The Georgian government suspended work on BTC following BP's decision to start construction in the ecologically vulnerable Borjomi region, despite its repeated failures to obtain the necessary environmental certification to proceed. The region contains the Borjomi national park, an area of outstanding natural beauty and mineral water springs whose bisection by the BTC pipeline has long been the subject of fierce opposition by environmentalists.
Georgian Deputy Environment Minister Zaal Lomtadze told environmental group WWF that his ministry sent BP a formal reminder on July 12 that the company must apply for construction permits for the Borjomi region. BP again failed to make the application. Photographs taken by local WWF staff reveal that BP illegally went ahead with construction for more than a week without permits, until the government intervened on July 22 and stopped work in Borjomi.
"BP has been caught red-handed," said James Leaton of WWF. "They have made all kinds of promises about how the BTC project would boost Georgian sovereignty, yet as soon as Georgian law no longer fits their schedule, they violate it without hesitation."
Besides the national park, the Borjomi region also contains the Kodiana Mountains, an area of geological complexity and extreme vulnerability to landslides and earthquakes. Georgian Environment Minister Tamar Lebanidze was reported as saying that she would not have approved the route through Borjomi selected by BP in November 2002, because of the risk of catastrophic environmental damage in the event of pipeline rupture.

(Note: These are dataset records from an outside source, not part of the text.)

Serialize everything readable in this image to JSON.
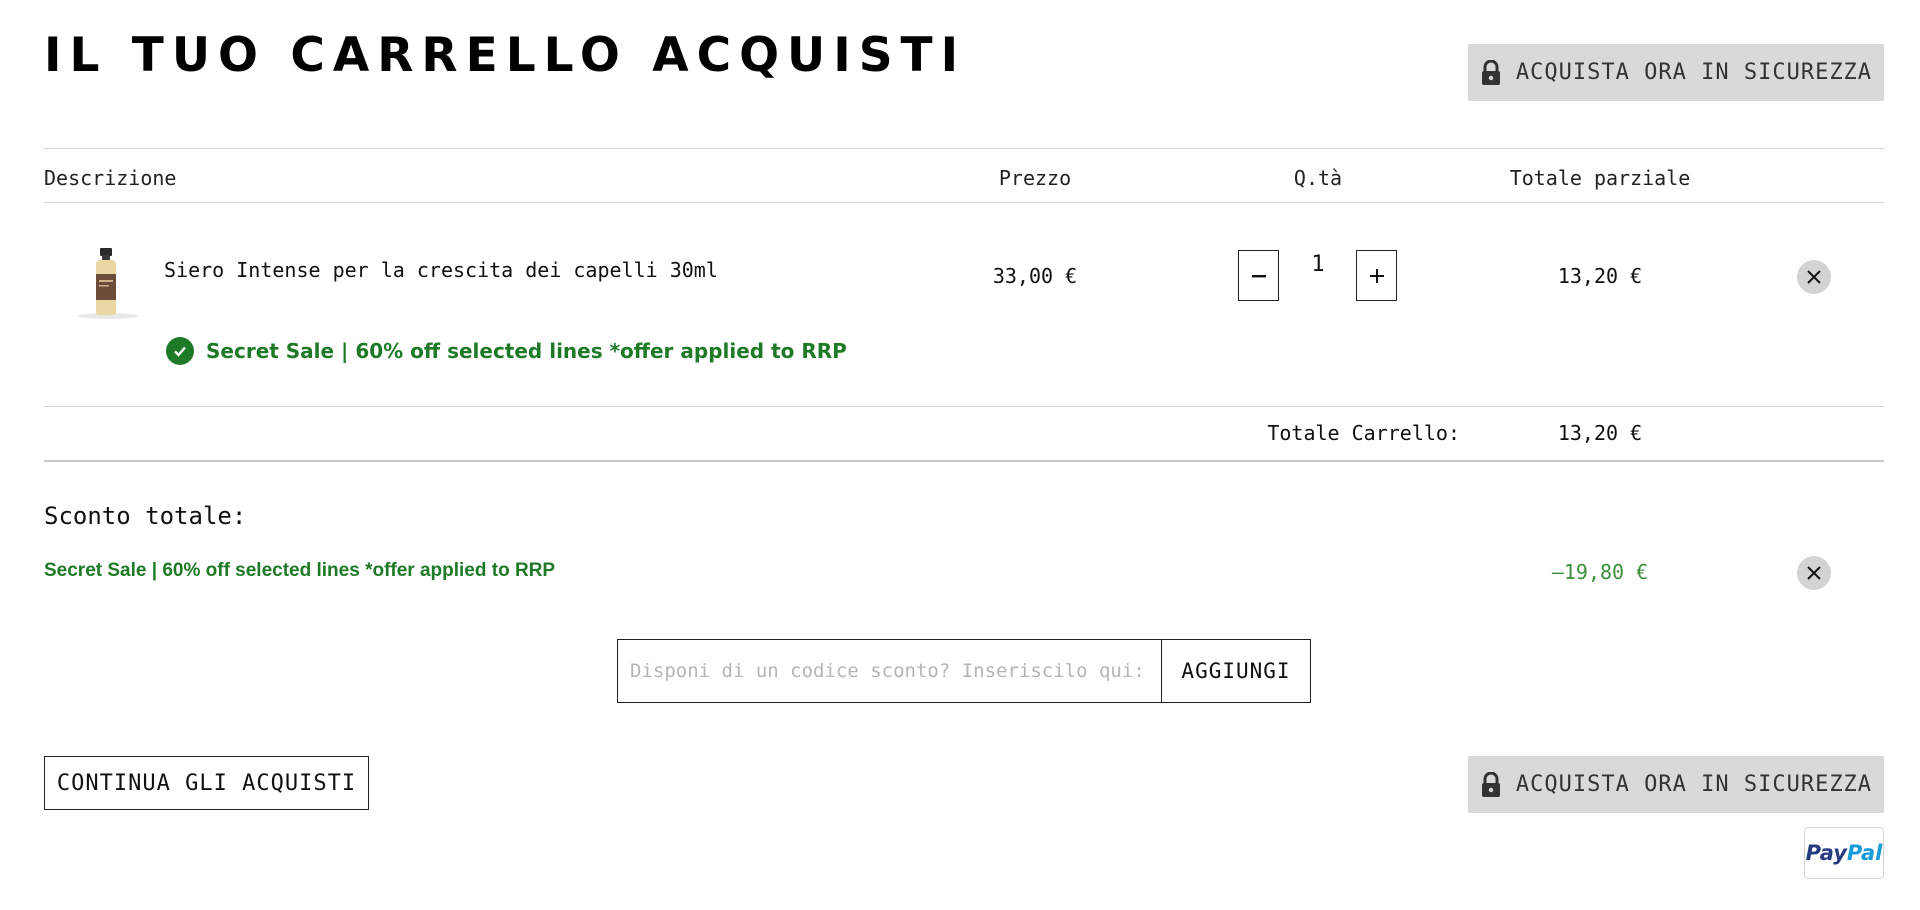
{
  "page": {
    "title": "IL TUO CARRELLO ACQUISTI",
    "secure_checkout_label": "ACQUISTA ORA IN SICUREZZA"
  },
  "table": {
    "headers": {
      "description": "Descrizione",
      "price": "Prezzo",
      "qty": "Q.tà",
      "subtotal": "Totale parziale"
    },
    "items": [
      {
        "name": "Siero Intense per la crescita dei capelli 30ml",
        "price": "33,00 €",
        "quantity": "1",
        "subtotal": "13,20 €",
        "promo": "Secret Sale | 60% off selected lines *offer applied to RRP",
        "image_icon": "serum-bottle-image"
      }
    ]
  },
  "cart_total": {
    "label": "Totale Carrello:",
    "value": "13,20 €"
  },
  "discount": {
    "title": "Sconto totale:",
    "name": "Secret Sale | 60% off selected lines *offer applied to RRP",
    "value": "–19,80 €"
  },
  "coupon": {
    "placeholder": "Disponi di un codice sconto? Inseriscilo qui:",
    "button_label": "AGGIUNGI"
  },
  "footer": {
    "continue_label": "CONTINUA GLI ACQUISTI",
    "secure_checkout_label": "ACQUISTA ORA IN SICUREZZA",
    "paypal_pay": "Pay",
    "paypal_pal": "Pal"
  },
  "colors": {
    "promo_green": "#1e7a27",
    "button_grey": "#d9d9d9",
    "paypal_dark": "#253b80",
    "paypal_light": "#179bd7"
  },
  "icons": {
    "lock": "lock-icon",
    "check": "check-circle-icon",
    "remove": "close-icon",
    "minus": "minus-icon",
    "plus": "plus-icon"
  }
}
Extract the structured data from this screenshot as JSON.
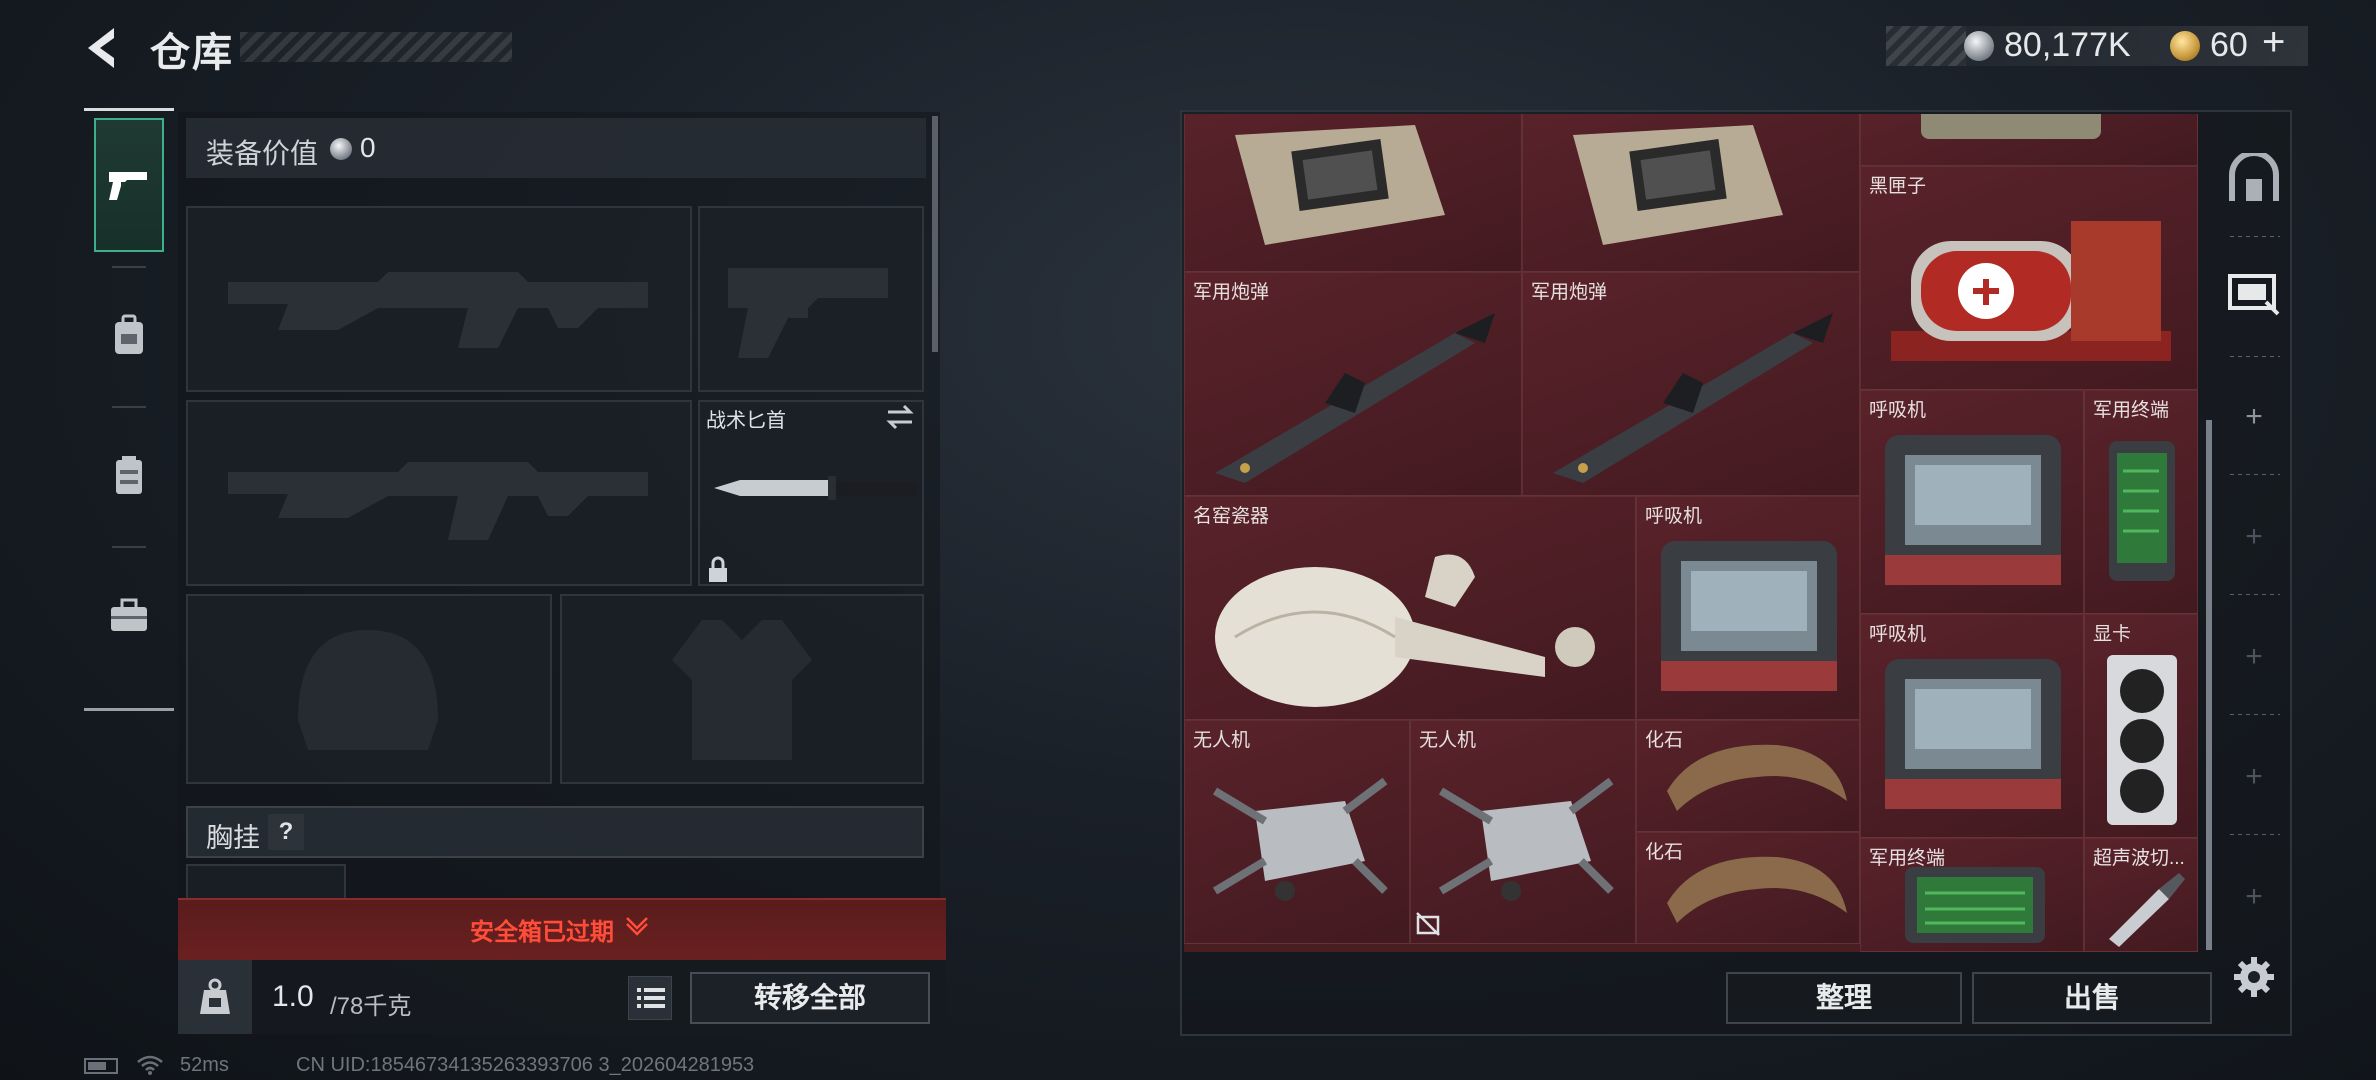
{
  "header": {
    "title": "仓库",
    "silver_amount": "80,177K",
    "gold_amount": "60",
    "plus": "+"
  },
  "sidebar": {
    "tabs": [
      {
        "icon": "pistol-icon",
        "active": true
      },
      {
        "icon": "backpack-icon",
        "active": false
      },
      {
        "icon": "vest-icon",
        "active": false
      },
      {
        "icon": "briefcase-icon",
        "active": false
      }
    ]
  },
  "equipment": {
    "value_label": "装备价值",
    "value": "0",
    "knife_label": "战术匕首",
    "chest_label": "胸挂",
    "help": "?",
    "safe_box_expired": "安全箱已过期",
    "weight_current": "1.0",
    "weight_max": "/78千克",
    "transfer_all": "转移全部"
  },
  "status": {
    "ping": "52ms",
    "uid": "CN UID:18546734135263393706 3_202604281953"
  },
  "grid": {
    "items": [
      {
        "label": "",
        "type": "circuit"
      },
      {
        "label": "",
        "type": "circuit"
      },
      {
        "label": "",
        "type": "case"
      },
      {
        "label": "黑匣子",
        "type": "blackbox"
      },
      {
        "label": "军用炮弹",
        "type": "missile"
      },
      {
        "label": "军用炮弹",
        "type": "missile"
      },
      {
        "label": "呼吸机",
        "type": "ventilator"
      },
      {
        "label": "军用终端",
        "type": "terminal"
      },
      {
        "label": "名窑瓷器",
        "type": "vase"
      },
      {
        "label": "呼吸机",
        "type": "ventilator"
      },
      {
        "label": "呼吸机",
        "type": "ventilator"
      },
      {
        "label": "显卡",
        "type": "gpu"
      },
      {
        "label": "无人机",
        "type": "drone"
      },
      {
        "label": "无人机",
        "type": "drone"
      },
      {
        "label": "化石",
        "type": "fossil"
      },
      {
        "label": "化石",
        "type": "fossil"
      },
      {
        "label": "军用终端",
        "type": "terminal"
      },
      {
        "label": "超声波切...",
        "type": "cutter"
      }
    ],
    "sort": "整理",
    "sell": "出售"
  },
  "colors": {
    "accent_green": "#3fae8a",
    "grid_red": "#4a1d22",
    "warning_red": "#ff4d3a"
  }
}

"In violating Georgian law, BP is clearly in violation of its loan agreements with the World Bank and other funders," said Nicholas Hildyard of the Corner House. "The key question now is what will those institutions do? The World Bank claims it spent hundreds of millions of dollars of our money on this pipeline because of the additional protections it can bring to make projects like BTC better. The Georgian government has acted in response to these violations. The funders must now do the same if they are to retain any credibility."
The incident is the latest in a line of embarrassing revelations for BP over the BTC project. Last month, whistleblowers on the Turkish section of the pipeline revealed a catalogue of management failures that were allegedly causing major health and safety problems. Doubts have also been raised over the reliability of the coating used on the Azeri and Georgian sections of BTC, raising the spectre of widespread leaks and pollution.
"BP has repeatedly said that it will construct this pipeline to the highest standards", said Hannah Griffiths of Friends of the Earth. "But whenever the standards get in the way of the construction schedule, they get jettisoned."